《MIT 6.828 Homework 2: Shell》解题报告

Homework 2的网站链接：MIT 6.828 Homework 2: shell

题目

下载sh.c文件，在文件中添加相应代码，以支持以下关于shell的功能：
- 实现简单shell命令，比如cat/echo/grep/ls/sort/uniq/wc等
- 实现I/O重定向
- 实现管道
Optional challenge exercises:
- Implement lists of commands, separated by ";"
- Implement sub shells by implementing "(" and ")"
- Implement running commands in the background by supporting "&" and "wait"

解答

我关于Homework 2的实现代码见whl1729/mit_6.828。简单说下我的完成情况。

已完成

已实现cat/echo/grep/ls/rm/sort/uniq/wc等命令的基本功能。所谓基本功能是指实现了对应命令的默认选项，而还不支持更多选项。比如，真实shell环境中的sort支持-n（按数值排序）和-r（逆序）、grep支持正则表达式等，这些我都还不支持。
已实现I/O重定向
已实现管道

未完成

尚未支持简单命令的更多选项。
还没做challenge的功能。

已发现并解决的bug

Bug 1：执行`ls | sort | uniq`命令时始终只打印一行信息

详细现象：执行各个普通命令及大部分多级管道命令时功能都正常，唯独当执行sort命令后接其他命令时有异常。比如当前目录下有5个文件，执行ls | sort是正常的，可以显示排序后的5行内容，但再后接uniq或grep等命令时，始终只打印一行信息。
定位过程：
- 一开始怀疑是多级管道的实现有问题，比如某个文件描述符忘记close、两个进程之间读写时序没同步等，将各种可能的情况尝试后问题仍存在。
- 由于只有sort命令后接其他命令时存在问题，接下来怀疑是sort的实现有问题。首先怀疑排序算法有bug，但注释后问题仍然存在。
- 将sort函数内的大部分代码注释掉，只保留读输入和写输出的几行代码，并参考其他简单命令的实现，最终发现是write(fileno(stdout), plines[pos], LINE_NUM));这一行出错，修改为write(fileno(stdout), plines[pos], strlen(plines[pos]);就可以了。
问题根因：write函数原型是ssize_t write(int fd, const void *buf, size_t count);，我以为如果count > strlen(buf)，最多只会写strlen(buf)个字符，然而事实上并非如此！如果不出现信号中断、存储空间不够或count大于系统限制的字节数RLIMIT_FSIZE等情况（一般不会出现），write函数会写够count个字符！因此，我的sort函数每次调用write时，除了写文件名，还写了大量的null字符，于是下一个进程在第一次read的时候，就读到了文件结束符，导致永远只能打印一行。
反思：这个问题定位了3天，累计约10个小时。定位效率太低了！原因是自己没搞懂原理，盲目乱试，最后还是靠不断注释代码来找到原因的。教训是定位问题前先把基本原理搞清楚，包括系统知识、函数用法等；定位过程中要合情推理，有依有据地排查。总之，还需要多总结反思、提高定位效率。

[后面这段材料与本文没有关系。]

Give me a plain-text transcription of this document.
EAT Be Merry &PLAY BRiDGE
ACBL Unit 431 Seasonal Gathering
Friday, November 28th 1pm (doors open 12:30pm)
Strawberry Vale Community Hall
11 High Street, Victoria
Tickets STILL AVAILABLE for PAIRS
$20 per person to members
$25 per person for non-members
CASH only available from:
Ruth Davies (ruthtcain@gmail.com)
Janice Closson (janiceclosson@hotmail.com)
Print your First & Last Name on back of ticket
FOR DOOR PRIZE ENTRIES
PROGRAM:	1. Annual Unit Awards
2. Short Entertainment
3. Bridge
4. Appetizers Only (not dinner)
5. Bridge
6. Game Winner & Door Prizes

Bug 2：执行`cat < y | sort`命令时提示"unknown command"

定位过程：由于我之前测试管道命令时没试过同时使用重定向，我很快就怀疑到自己的代码可能不支持解析“管道+重定向”的情形，在梳理了一遍命令解析的过程后（见下文“函数调用关系”中parsecmd的笔记）发现已经支持。然后在检查管道的实现代码时，发现自己在执行每条命令时默认其为普通命令，没考虑到重定向的场景。修改后问题解决。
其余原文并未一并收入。